Bloom Book Bombastic And Boring
``Giants and Dwarfs''
by Allan Bloom
Simon & Schuster, $22.95
Remember Allan Bloom? Perhaps you don't; American celebrity fizzles pretty fast. Bloom is the University of Chicago professor who caused an uproar when he called Margaret Mead a ``sexual adventurer'' and blamed the decline of higher education on the sexual beat of rock 'n' roll.
That Allan Bloom. The author of ``The Closing of the American Mind.'' Bloom ranted about students and faculty wanting to expand college curricula to include the contributions of women and people of color. He thought that reading the ``classic'' texts, which all happen to be written by white males, should be enough.
``The Closing of the American Mind'' made the best-seller list because it was relevant to current controversies in higher education. It may have been largely unreadable, but it struck a chord. That is more than one can say about Bloom's new book, ``Giants and Dwarfs.''
Clearly hoping to capitalize on Bloom's status as an ``academic equivalent of a rock star,'' his publisher has gathered a collection of his academic essays. Some academics pride themselves on being dull and unreadable, and these essays meet those standards.
The only piece here that will interest most of us - those of us who haven't devoted our lives to the study of Rousseau and Plato - is the introductory essay, ``Western Civ.'' This is a talk Bloom delivered at Harvard University defending himself against attacks of elitism.
His salutation, ``Dear Elitists,'' sets the tone for his sarcastic, defensive remarks. He likens criticism of his book to ``Stalinist thought control'' and implies that his critics are Nazis. The people who have the audacity to want to read more than those ``giants'' Rousseau or Plato are clearly seen as ``dwarfs.''
Arrogance is never the sign of a great mind, and if Bloom's concept of education breeds arrogance, it is a failure. True education brings humility and respect for a widening circle of ideas; it brings an openness and commitment to change.

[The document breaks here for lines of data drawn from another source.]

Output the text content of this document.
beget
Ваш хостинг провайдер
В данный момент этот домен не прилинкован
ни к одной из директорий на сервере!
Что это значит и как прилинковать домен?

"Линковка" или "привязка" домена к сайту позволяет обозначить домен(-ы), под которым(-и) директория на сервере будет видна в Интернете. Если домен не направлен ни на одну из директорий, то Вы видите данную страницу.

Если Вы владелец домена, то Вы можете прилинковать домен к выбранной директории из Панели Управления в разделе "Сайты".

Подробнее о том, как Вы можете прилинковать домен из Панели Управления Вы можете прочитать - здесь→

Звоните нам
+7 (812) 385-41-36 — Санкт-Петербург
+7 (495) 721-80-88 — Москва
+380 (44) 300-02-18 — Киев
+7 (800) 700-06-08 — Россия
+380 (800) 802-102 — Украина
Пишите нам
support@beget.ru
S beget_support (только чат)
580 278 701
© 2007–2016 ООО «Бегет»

I learned this in the 1960s, at a civil-rights conference in Georgia.
Taking part were men and women who had just come from the history-making march on Selma; it was from them that I first began to understand my own arrogance.

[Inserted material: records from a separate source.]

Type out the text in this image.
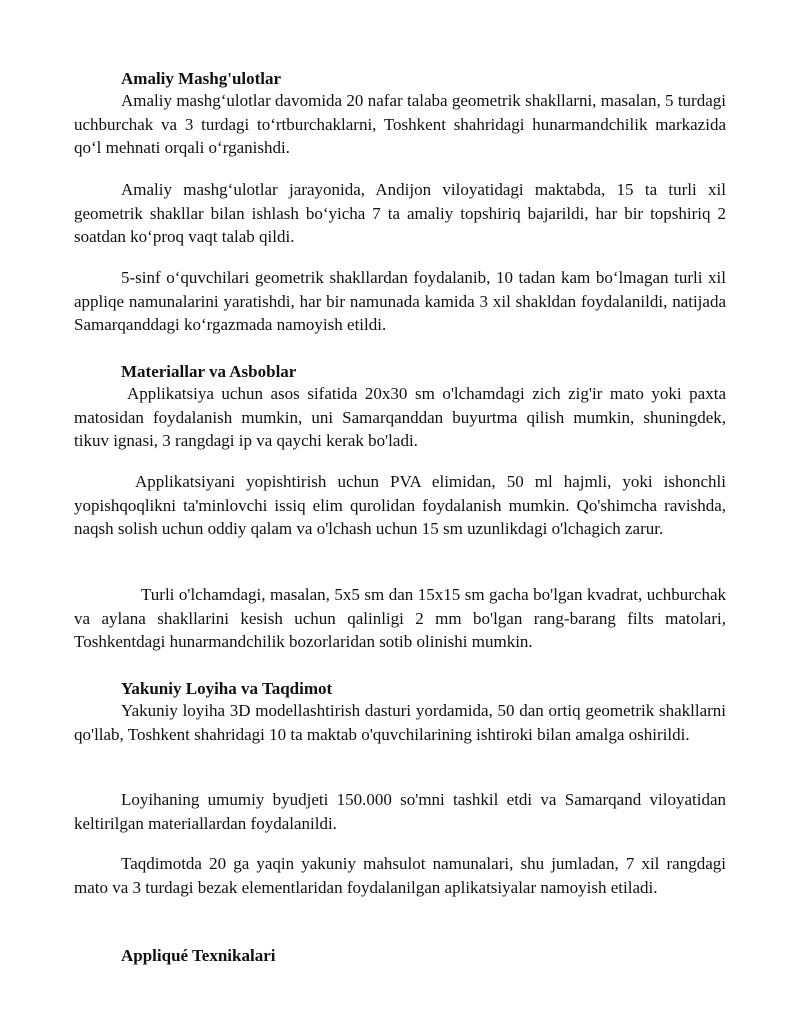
Amaliy Mashg'ulotlar

Amaliy mashg‘ulotlar davomida 20 nafar talaba geometrik shakllarni, masalan, 5 turdagi uchburchak va 3 turdagi to‘rtburchaklarni, Toshkent shahridagi hunarmandchilik markazida qo‘l mehnati orqali o‘rganishdi.

Amaliy mashg‘ulotlar jarayonida, Andijon viloyatidagi maktabda, 15 ta turli xil geometrik shakllar bilan ishlash bo‘yicha 7 ta amaliy topshiriq bajarildi, har bir topshiriq 2 soatdan ko‘proq vaqt talab qildi.

5-sinf o‘quvchilari geometrik shakllardan foydalanib, 10 tadan kam bo‘lmagan turli xil appliqe namunalarini yaratishdi, har bir namunada kamida 3 xil shakldan foydalanildi, natijada Samarqanddagi ko‘rgazmada namoyish etildi.

Materiallar va Asboblar

Applikatsiya uchun asos sifatida 20x30 sm o'lchamdagi zich zig'ir mato yoki paxta matosidan foydalanish mumkin, uni Samarqanddan buyurtma qilish mumkin, shuningdek, tikuv ignasi, 3 rangdagi ip va qaychi kerak bo'ladi.

Applikatsiyani yopishtirish uchun PVA elimidan, 50 ml hajmli, yoki ishonchli yopishqoqlikni ta'minlovchi issiq elim qurolidan foydalanish mumkin. Qo'shimcha ravishda, naqsh solish uchun oddiy qalam va o'lchash uchun 15 sm uzunlikdagi o'lchagich zarur.

Turli o'lchamdagi, masalan, 5x5 sm dan 15x15 sm gacha bo'lgan kvadrat, uchburchak va aylana shakllarini kesish uchun qalinligi 2 mm bo'lgan rang-barang filts matolari, Toshkentdagi hunarmandchilik bozorlaridan sotib olinishi mumkin.

Yakuniy Loyiha va Taqdimot

Yakuniy loyiha 3D modellashtirish dasturi yordamida, 50 dan ortiq geometrik shakllarni qo'llab, Toshkent shahridagi 10 ta maktab o'quvchilarining ishtiroki bilan amalga oshirildi.

Loyihaning umumiy byudjeti 150.000 so'mni tashkil etdi va Samarqand viloyatidan keltirilgan materiallardan foydalanildi.

Taqdimotda 20 ga yaqin yakuniy mahsulot namunalari, shu jumladan, 7 xil rangdagi mato va 3 turdagi bezak elementlaridan foydalanilgan aplikatsiyalar namoyish etiladi.

Appliqué Texnikalari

I had been under the impression that you couldn't really understand the concepts of freedom and democracy unless you had a college degree. And here were people with third-grade educations. Here were people who had risked their lives for freedom and democracy. What understanding did I have, compared to theirs?
Indeed, what understanding has Allan Bloom - someone who has spent his life reading about these concepts in the security of his book-lined study? Surely the children and grandchildren of those civil-rights heroes of the '60s deserve to learn about the contributions of African Americans to world thought. Surely I deserve to learn about women who opened opportunities for other women.
That's what all the curriculum fuss is about, and Bloom's arrogance will be unable to stop the changes.
Cecile Andrews is director of continuing education at North Seattle Community College.